Comunque quella volta mi ha fatto tanta tenerezza e allora l’ho invitata a casa per la sera dopo, lei ha accettato volentieri ed io le ho preparato una cenetta con i fiocchi. È rimasta molto contenta anche mio marito era felice e desideroso di aiutarla tanto che dopo cena mentre io vedevo la tv in sala, loro si sono chiusi nello studio per parlare appunto di come risolvere la questione del prestito non pagato.
Da quella sera loro si sentono spesso, so che lui finalmente è riuscito a farle dimezzare la rata del primo prestito e a farle concedere un nuovo prestito a tasso agevolato. Lei lo chiama tutte le sere per ringraziarlo, ma fondamentalmente perché nutre una profonda riconoscenza. Ed io sono orgogliosa di lui perché mio marito è sempre stato un tipo generoso. Qualche volta viene a trovarci a casa ed io sono ben contenta di ospitarla a cena, molto meno quando dopo cena si chiudono nello studio a parlare di affari mentre io rimango in sala a guardare la tv. È davvero una brava ragazza ma l’unico neo sono i vestiti che porta e quelle scollature, a mio parere indecenti. Più di una volta mi sono chiesta come faccia mio marito a rimanere indifferente, ma lui è un uomo meraviglioso e so che non ci fa caso perché ama solo le mie melette acerbe!

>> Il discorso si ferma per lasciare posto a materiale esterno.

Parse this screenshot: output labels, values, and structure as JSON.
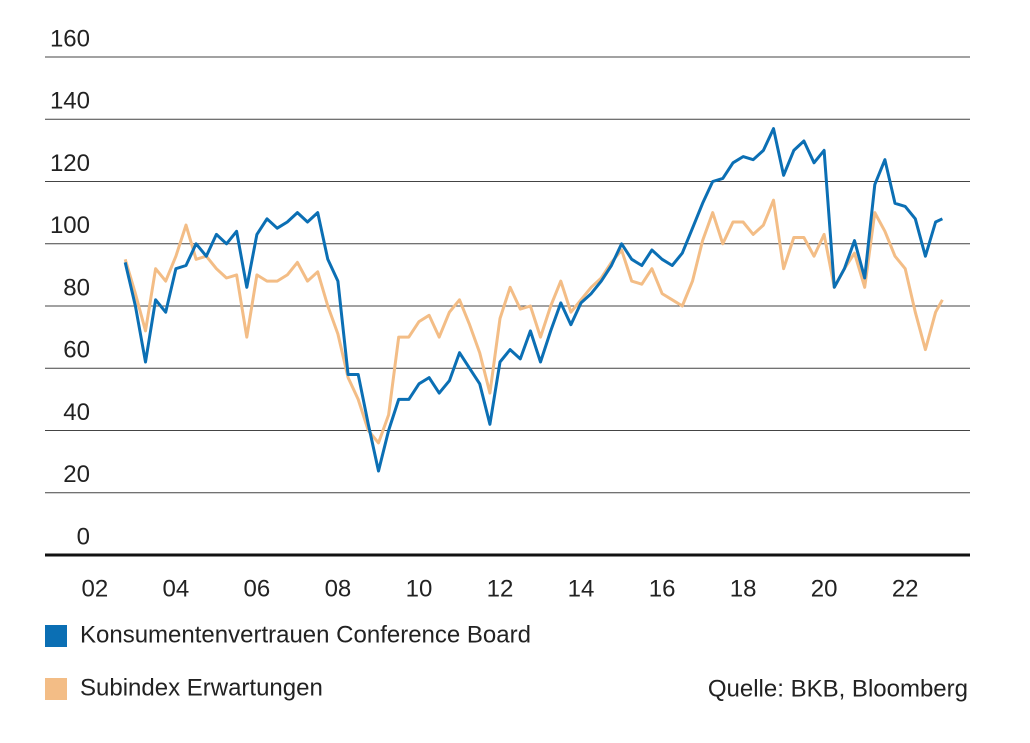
{
  "chart_data": {
    "type": "line",
    "x": [
      2002.75,
      2003.0,
      2003.25,
      2003.5,
      2003.75,
      2004.0,
      2004.25,
      2004.5,
      2004.75,
      2005.0,
      2005.25,
      2005.5,
      2005.75,
      2006.0,
      2006.25,
      2006.5,
      2006.75,
      2007.0,
      2007.25,
      2007.5,
      2007.75,
      2008.0,
      2008.25,
      2008.5,
      2008.75,
      2009.0,
      2009.25,
      2009.5,
      2009.75,
      2010.0,
      2010.25,
      2010.5,
      2010.75,
      2011.0,
      2011.25,
      2011.5,
      2011.75,
      2012.0,
      2012.25,
      2012.5,
      2012.75,
      2013.0,
      2013.25,
      2013.5,
      2013.75,
      2014.0,
      2014.25,
      2014.5,
      2014.75,
      2015.0,
      2015.25,
      2015.5,
      2015.75,
      2016.0,
      2016.25,
      2016.5,
      2016.75,
      2017.0,
      2017.25,
      2017.5,
      2017.75,
      2018.0,
      2018.25,
      2018.5,
      2018.75,
      2019.0,
      2019.25,
      2019.5,
      2019.75,
      2020.0,
      2020.25,
      2020.5,
      2020.75,
      2021.0,
      2021.25,
      2021.5,
      2021.75,
      2022.0,
      2022.25,
      2022.5,
      2022.75,
      2022.92
    ],
    "series": [
      {
        "name": "Konsumentenvertrauen Conference Board",
        "color": "#0b6fb4",
        "values": [
          94,
          80,
          62,
          82,
          78,
          92,
          93,
          100,
          96,
          103,
          100,
          104,
          86,
          103,
          108,
          105,
          107,
          110,
          107,
          110,
          95,
          88,
          58,
          58,
          42,
          27,
          40,
          50,
          50,
          55,
          57,
          52,
          56,
          65,
          60,
          55,
          42,
          62,
          66,
          63,
          72,
          62,
          72,
          81,
          74,
          81,
          84,
          88,
          93,
          100,
          95,
          93,
          98,
          95,
          93,
          97,
          105,
          113,
          120,
          121,
          126,
          128,
          127,
          130,
          137,
          122,
          130,
          133,
          126,
          130,
          86,
          92,
          101,
          89,
          119,
          127,
          113,
          112,
          108,
          96,
          107,
          108
        ]
      },
      {
        "name": "Subindex Erwartungen",
        "color": "#f3bd86",
        "values": [
          95,
          84,
          72,
          92,
          88,
          96,
          106,
          95,
          96,
          92,
          89,
          90,
          70,
          90,
          88,
          88,
          90,
          94,
          88,
          91,
          80,
          71,
          57,
          50,
          40,
          36,
          45,
          70,
          70,
          75,
          77,
          70,
          78,
          82,
          74,
          65,
          52,
          76,
          86,
          79,
          80,
          70,
          80,
          88,
          78,
          82,
          86,
          89,
          94,
          98,
          88,
          87,
          92,
          84,
          82,
          80,
          88,
          101,
          110,
          100,
          107,
          107,
          103,
          106,
          114,
          92,
          102,
          102,
          96,
          103,
          86,
          92,
          97,
          86,
          110,
          104,
          96,
          92,
          78,
          66,
          78,
          82
        ]
      }
    ],
    "xlim": [
      2000.77,
      2023.6
    ],
    "xticks": [
      {
        "value": 2002,
        "label": "02"
      },
      {
        "value": 2004,
        "label": "04"
      },
      {
        "value": 2006,
        "label": "06"
      },
      {
        "value": 2008,
        "label": "08"
      },
      {
        "value": 2010,
        "label": "10"
      },
      {
        "value": 2012,
        "label": "12"
      },
      {
        "value": 2014,
        "label": "14"
      },
      {
        "value": 2016,
        "label": "16"
      },
      {
        "value": 2018,
        "label": "18"
      },
      {
        "value": 2020,
        "label": "20"
      },
      {
        "value": 2022,
        "label": "22"
      }
    ],
    "ylim": [
      0,
      160
    ],
    "yticks": [
      0,
      20,
      40,
      60,
      80,
      100,
      120,
      140,
      160
    ],
    "grid": true,
    "legend": "bottom-left",
    "source": "Quelle: BKB, Bloomberg"
  }
}
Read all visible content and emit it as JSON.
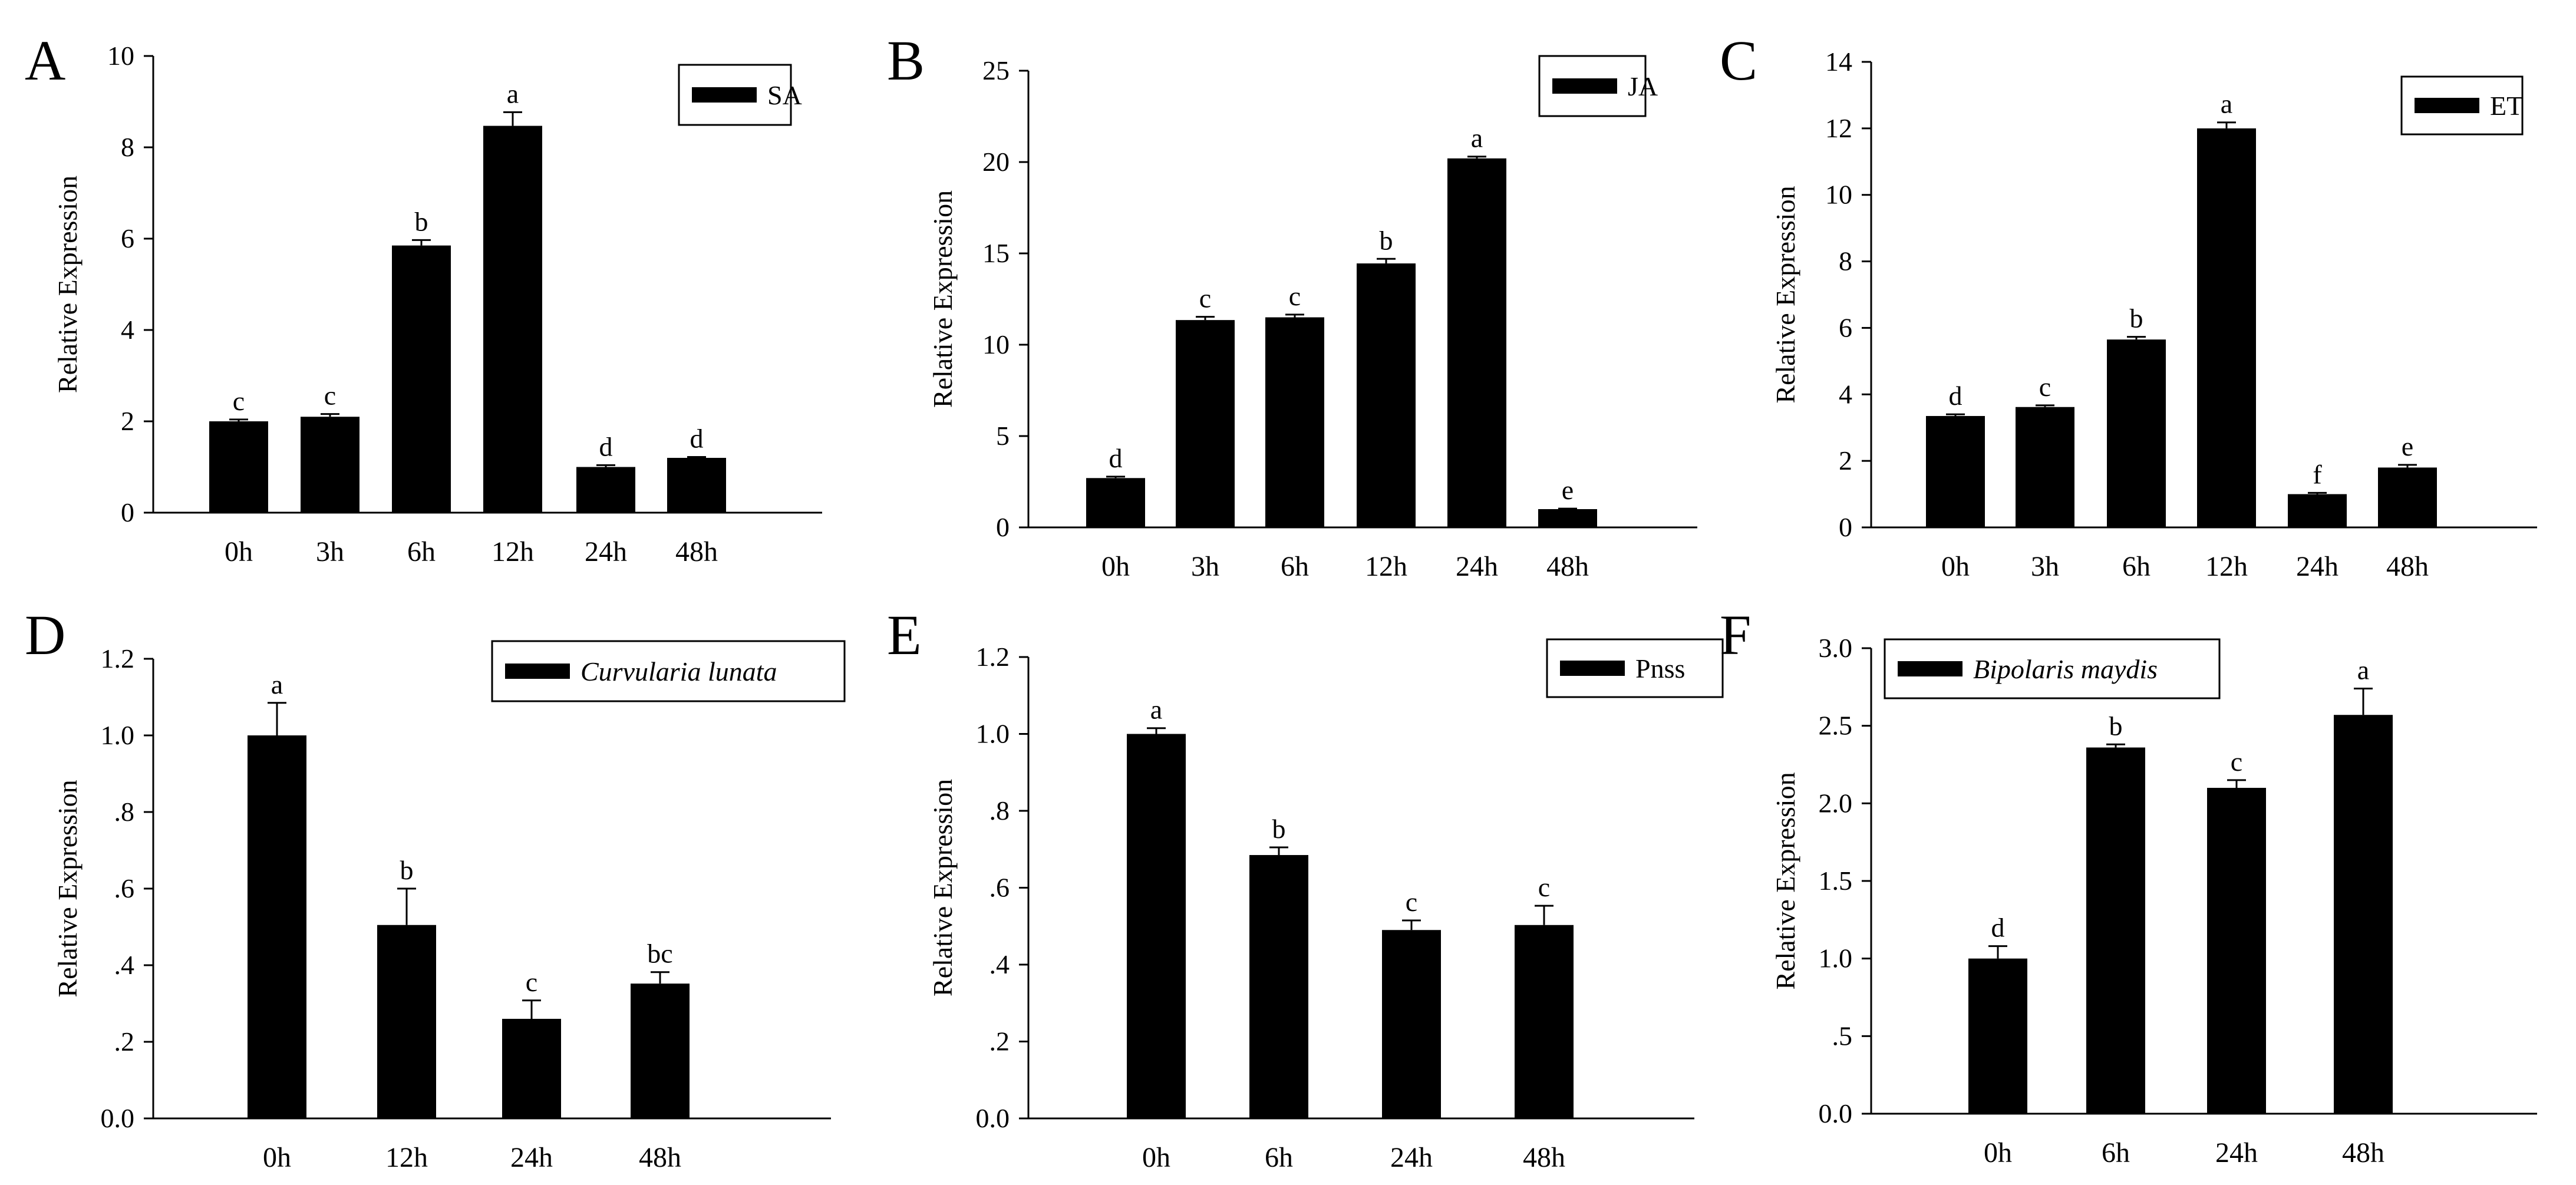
{
  "figure": {
    "ylabel": "Relative Expression"
  },
  "chart_data": [
    {
      "panel": "A",
      "type": "bar",
      "title": "",
      "xlabel": "",
      "ylabel": "Relative Expression",
      "legend": {
        "label": "SA",
        "italic": false,
        "placement": "top-right"
      },
      "categories": [
        "0h",
        "3h",
        "6h",
        "12h",
        "24h",
        "48h"
      ],
      "values": [
        2.0,
        2.1,
        5.85,
        8.47,
        1.0,
        1.2
      ],
      "errors": [
        0.04,
        0.06,
        0.12,
        0.3,
        0.04,
        0.02
      ],
      "letters": [
        "c",
        "c",
        "b",
        "a",
        "d",
        "d"
      ],
      "ylim": [
        0,
        10
      ],
      "yticks": [
        0,
        2,
        4,
        6,
        8,
        10
      ],
      "ytick_labels": [
        "0",
        "2",
        "4",
        "6",
        "8",
        "10"
      ]
    },
    {
      "panel": "B",
      "type": "bar",
      "title": "",
      "xlabel": "",
      "ylabel": "Relative Expression",
      "legend": {
        "label": "JA",
        "italic": false,
        "placement": "top-right"
      },
      "categories": [
        "0h",
        "3h",
        "6h",
        "12h",
        "24h",
        "48h"
      ],
      "values": [
        2.7,
        11.35,
        11.5,
        14.45,
        20.2,
        1.0
      ],
      "errors": [
        0.08,
        0.18,
        0.15,
        0.25,
        0.1,
        0.03
      ],
      "letters": [
        "d",
        "c",
        "c",
        "b",
        "a",
        "e"
      ],
      "ylim": [
        0,
        25
      ],
      "yticks": [
        0,
        5,
        10,
        15,
        20,
        25
      ],
      "ytick_labels": [
        "0",
        "5",
        "10",
        "15",
        "20",
        "25"
      ]
    },
    {
      "panel": "C",
      "type": "bar",
      "title": "",
      "xlabel": "",
      "ylabel": "Relative Expression",
      "legend": {
        "label": "ET",
        "italic": false,
        "placement": "top-right"
      },
      "categories": [
        "0h",
        "3h",
        "6h",
        "12h",
        "24h",
        "48h"
      ],
      "values": [
        3.35,
        3.62,
        5.65,
        12.0,
        1.0,
        1.8
      ],
      "errors": [
        0.05,
        0.05,
        0.08,
        0.18,
        0.04,
        0.08
      ],
      "letters": [
        "d",
        "c",
        "b",
        "a",
        "f",
        "e"
      ],
      "ylim": [
        0,
        14
      ],
      "yticks": [
        0,
        2,
        4,
        6,
        8,
        10,
        12,
        14
      ],
      "ytick_labels": [
        "0",
        "2",
        "4",
        "6",
        "8",
        "10",
        "12",
        "14"
      ]
    },
    {
      "panel": "D",
      "type": "bar",
      "title": "",
      "xlabel": "",
      "ylabel": "Relative Expression",
      "legend": {
        "label": "Curvularia lunata",
        "italic": true,
        "placement": "top-right"
      },
      "categories": [
        "0h",
        "12h",
        "24h",
        "48h"
      ],
      "values": [
        1.0,
        0.505,
        0.26,
        0.352
      ],
      "errors": [
        0.085,
        0.095,
        0.048,
        0.03
      ],
      "letters": [
        "a",
        "b",
        "c",
        "bc"
      ],
      "ylim": [
        0,
        1.2
      ],
      "yticks": [
        0,
        0.2,
        0.4,
        0.6,
        0.8,
        1.0,
        1.2
      ],
      "ytick_labels": [
        "0.0",
        ".2",
        ".4",
        ".6",
        ".8",
        "1.0",
        "1.2"
      ]
    },
    {
      "panel": "E",
      "type": "bar",
      "title": "",
      "xlabel": "",
      "ylabel": "Relative Expression",
      "legend": {
        "label": "Pnss",
        "italic": false,
        "placement": "top-right"
      },
      "categories": [
        "0h",
        "6h",
        "24h",
        "48h"
      ],
      "values": [
        1.0,
        0.685,
        0.49,
        0.503
      ],
      "errors": [
        0.015,
        0.02,
        0.025,
        0.05
      ],
      "letters": [
        "a",
        "b",
        "c",
        "c"
      ],
      "ylim": [
        0,
        1.2
      ],
      "yticks": [
        0,
        0.2,
        0.4,
        0.6,
        0.8,
        1.0,
        1.2
      ],
      "ytick_labels": [
        "0.0",
        ".2",
        ".4",
        ".6",
        ".8",
        "1.0",
        "1.2"
      ]
    },
    {
      "panel": "F",
      "type": "bar",
      "title": "",
      "xlabel": "",
      "ylabel": "Relative Expression",
      "legend": {
        "label": "Bipolaris maydis",
        "italic": true,
        "placement": "top-left"
      },
      "categories": [
        "0h",
        "6h",
        "24h",
        "48h"
      ],
      "values": [
        1.0,
        2.36,
        2.1,
        2.57
      ],
      "errors": [
        0.08,
        0.02,
        0.05,
        0.17
      ],
      "letters": [
        "d",
        "b",
        "c",
        "a"
      ],
      "ylim": [
        0,
        3.0
      ],
      "yticks": [
        0,
        0.5,
        1.0,
        1.5,
        2.0,
        2.5,
        3.0
      ],
      "ytick_labels": [
        "0.0",
        ".5",
        "1.0",
        "1.5",
        "2.0",
        "2.5",
        "3.0"
      ]
    }
  ]
}
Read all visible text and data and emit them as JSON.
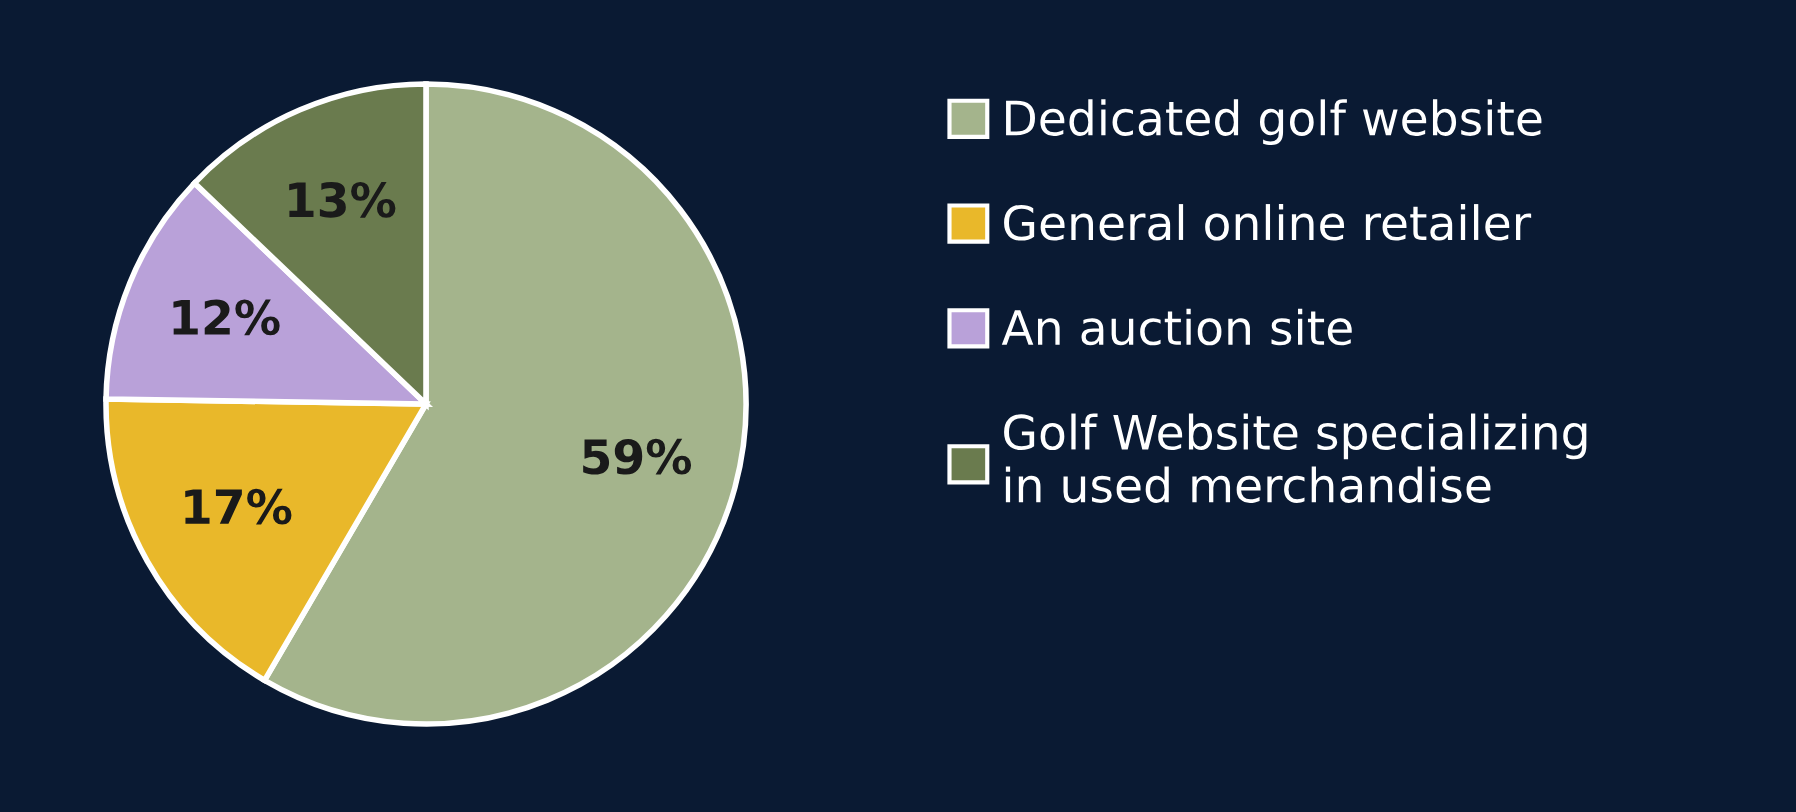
{
  "chart_data": {
    "type": "pie",
    "categories": [
      "Dedicated golf website",
      "General online retailer",
      "An auction site",
      "Golf Website specializing\nin used merchandise"
    ],
    "values": [
      59,
      17,
      12,
      13
    ],
    "value_labels": [
      "59%",
      "17%",
      "12%",
      "13%"
    ],
    "colors": [
      "#a4b48c",
      "#e9b82a",
      "#b9a1d9",
      "#6a7b4e"
    ],
    "legend": "right"
  }
}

Ecco ora sono qui nello studio di casa, fuori sta nevicando ed io, illuminata da una piccola lampada vi sto scrivendo perché ho voglia di parlare e non ho voglia di vedere la tv. Mio marito è in vacanza con due suoi colleghi che io non conosco, prima di partire mi ha detto che era così stressato dal lavoro che desiderava stare qualche giorno da solo. Ovviamente mi ha chiesto il permesso e solo dopo il mio consenso è partito in settimana bianca per le Dolomiti. La sua amabilità è disarmante, mi telefona tutte le sere, è apprensivo, mi chiede più volte come sto, se ho bisogno di qualcosa, se mi sento troppo sola. Ma io non mi sento sola perché sono innamorata di un uomo che mi ama.

Oggi sono andata al supermercato e Myriam non c’era, allora preoccupata ho chiesto ad un suo collega se stesse male, ma lui mi ha sorriso ed ha risposto che si era presa una settimana di ferie ed era andata in settimana bianca, incredibilmente nello stesso posto dove è andato mio marito. Che coincidenza! Davvero la vita alle volte è strana! Chissà se si sono visti? Il paese comunque è molto piccolo, sicuramente ci sarà occasione, magari alloggiano nello stesso albergo e non lo sanno. Chissà. Comunque se per caso si fossero visti, mi ripeto che non devo essere gelosa, perché ormai sono convinta che per lui è quasi come un’amica anzi una sorella e non ci farebbe assolutamente niente. Lui è attratto solo da me, me lo ripete ogni giorno ed anche ora che è distante, tutte le sere, mi dice che ha tanto desiderio di me. Ieri sera abbiamo fatto l’amore addirittura per telefono. Eravamo entrambi distesi sul letto ed era così vero che ad un certo punto mi è parso di sentire il suo letto cigolare! Comunque è stato bellissimo! Sì lo so, lui non mi tradisce e mai lo farebbe. È solo la mia fragilità alle volte che mi fa dubitare. Comunque non lo nego che ora vi sto scrivendo appunto per scacciare quei fantasmi fastidiosi, ma soprattutto inopportuni della mia gelosia, perché io gli credo, lui non mi tradisce e mai lo ha fatto!